When he looked to the broader Middle East, Mr. Harper voted with his feet, for the same reasons.
He could have visited Egypt, the region’s most populous nation, split by bitter tensions between the Muslim Brotherhood and the army-backed regime. He didn’t. Instead, he said Canada welcomed the army’s return after ousting elected president Mohammed Morsi, who, he said, was using an election to create an authoritarian Islamic state.
He could have gone to Saudi Arabia, a wealthy power, to engage what is surely one of the countries he was referring to in Tel Aviv when he said extremist opponents of Syria’s Assad regime were being funded by Sunni countries. But he didn’t do that either.
Instead, he chose Jordan, a small, poor country with a moderate regime led by a Western-educated king. Jordan isn’t a true democracy, but it is a relatively open society, and is willing to promote the peace process and co-operate with Israel. And it is led by a king pledging democratization and economic development – what Mr. Harper responds to best.
But King Abdullah also faces a delicate internal political balance, stretched by the economic and social stresses from an influx of 600,000 Syrian refugees. To that end, Mr. Harper brought aid not just for refugees but for Jordan’s education system.
Business ties, too, are part of Mr. Harper’s effort to strengthen the “forces of progress” – an extension of the government’s push to make “economic diplomacy” the centrepiece of Canada’s foreign policy.

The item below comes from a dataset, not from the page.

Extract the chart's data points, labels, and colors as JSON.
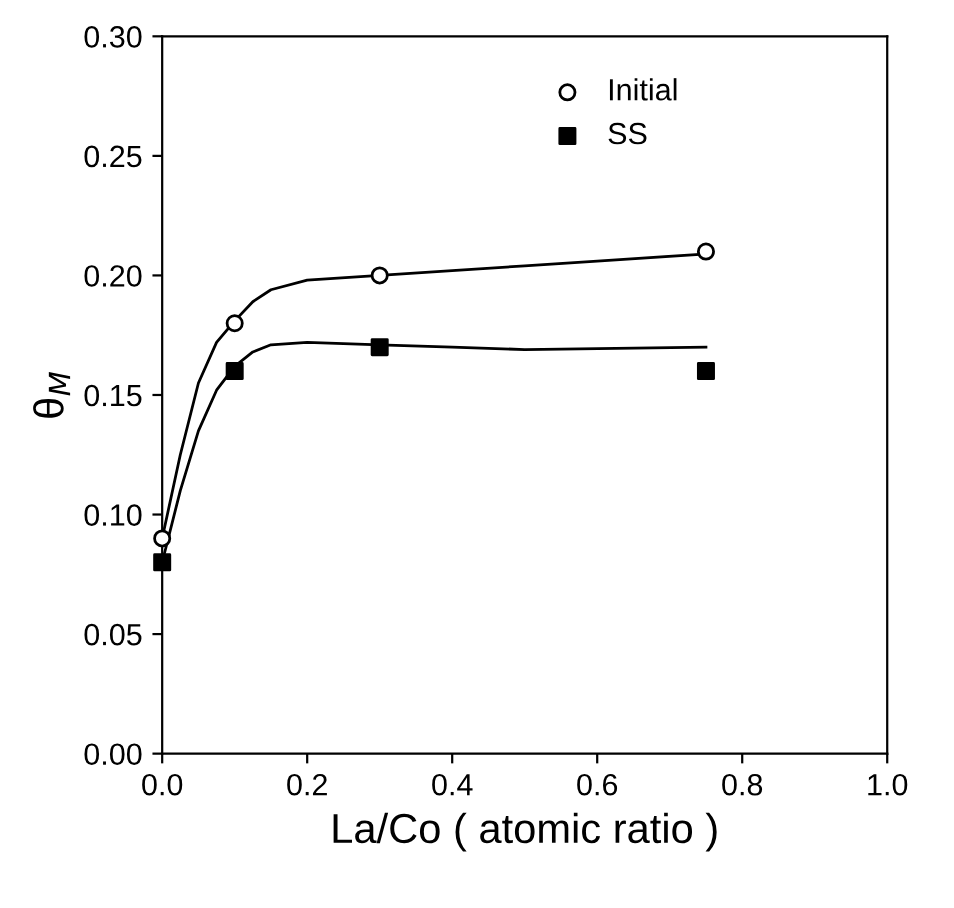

Mr. Harper brought his Industry Minister and Natural Resources Minister to meetings with King Abdullah in Jordan – a country looking to develop shale gas to fill a power shortage. Among the issues discussed behind closed doors: a plan to build a gas pipeline from Israel to Jordan promoted by a Jordanian firm partly owned by Saskatchewan’s Potash Corp. – a plan that would also tighten Jordan’s strategic ties to Israel.
On Friday, Mr. Harper travelled to the Zaatari refugee camp in the country’s north to announce $150-million in new aid for Syrian refugees. He described the camp as the “tip of the iceberg” in a crisis that has displaced millions.
Targeted aid has become a major part of Canada’s foreign policy in the Middle East. In geo-political terms, it’s a deliberate effort to help prevent the refugee crisis from destabilizing the region, especially in moderate Jordan, which now houses 600,000 displaced Syrians.
Outside the compound, some of those refugees said the money is appreciated, but what they really want is Western efforts to help remove Bashar al-Assad’s Syrian regime, so they can go home. “As soon as possible,” said one.
But it’s a course that Mr. Harper rejected, in a conflict that he said pits “extreme and brutal elements on both sides.” Canada can’t change the course of the war; it can only encourage moderate elements and conciliation, and offer help for its victims.
“The brutal reality of the world is that we do not control the actions of others,” he said. “And sometimes the actions of others impose realities on others that we have to deal with.”